Ano décimo quarto do reinado Zhengtong, décimo oitavo dia do oitavo mês, cidade de Pequim, no interior do Salão Fengtian.

— Alteza, não seria hora de comparecer à corte? — Uma voz um tanto rouca e turva soou junto ao ouvido de Zhu Qiyu.

Zhu Qiyu apertou os olhos com força, abrindo-os lentamente.

O que viu foram incontáveis colunas de madeira vermelhas, cortinas amarelas ondulando vigorosamente ao sopro da brisa primaveril; duas lanternas palacianas em forma de garça brilhavam diante de si, espargindo um perfume etéreo.

Seria o aroma de resina de pinheiro?

Onde estou? Quem sou eu? O que faço aqui?

Seria alguma brincadeira de mau gosto?

Piscou repetidas vezes, e o mundo à sua frente foi-se tornando gradualmente mais nítido. Inspirou fundo o ar frio do outono, e a consciência começou a emergir.

Contemplou o eunuco à sua frente, tomado de estranheza. Estariam filmando alguma cena aqui?

Qual seria, então, a minha fala?

Endireitou-se com esforço e, justo quando ia dizer algo, seu corpo enrijeceu subitamente; aquela sensação difusa se dissipou como bolha estourada, e miríades de imagens fugidias lampejaram diante de seus olhos.

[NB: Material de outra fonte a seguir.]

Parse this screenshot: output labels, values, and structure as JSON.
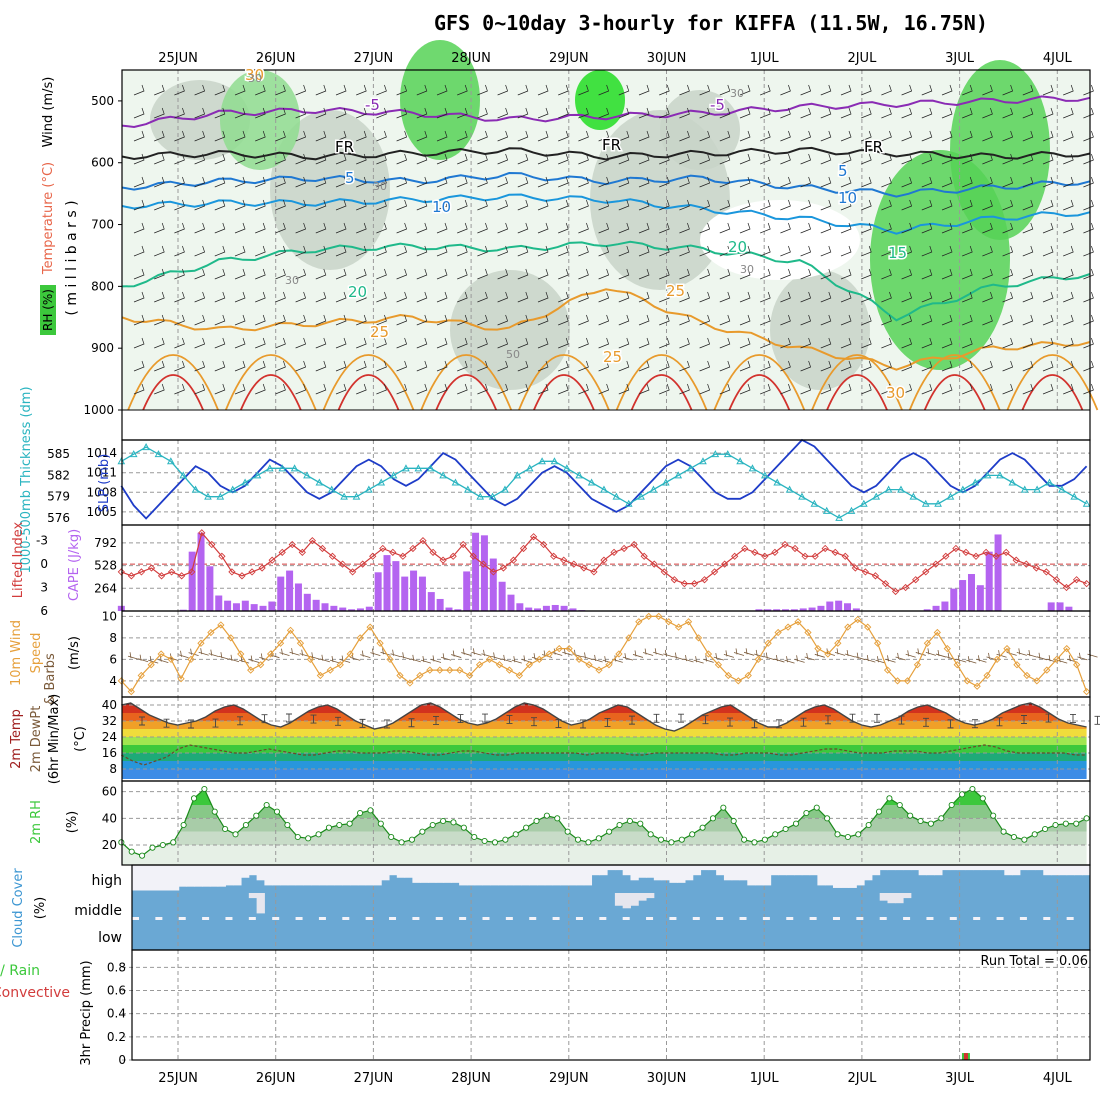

Transmigrou. Transpôs-se ao corpo de Zhu Qiyu — este Zhu Qiyu, figura de pouco renome na dinastia Ming, que sequer possui um título póstumo digno. O povo o conhece como o Imperador Jingtai.

Da era Jingtai, o mais célebre talvez seja o cloisonné azul, o famoso “Jingtailan”?

A mente de Zhu Qiyu era um emaranhado de confusão.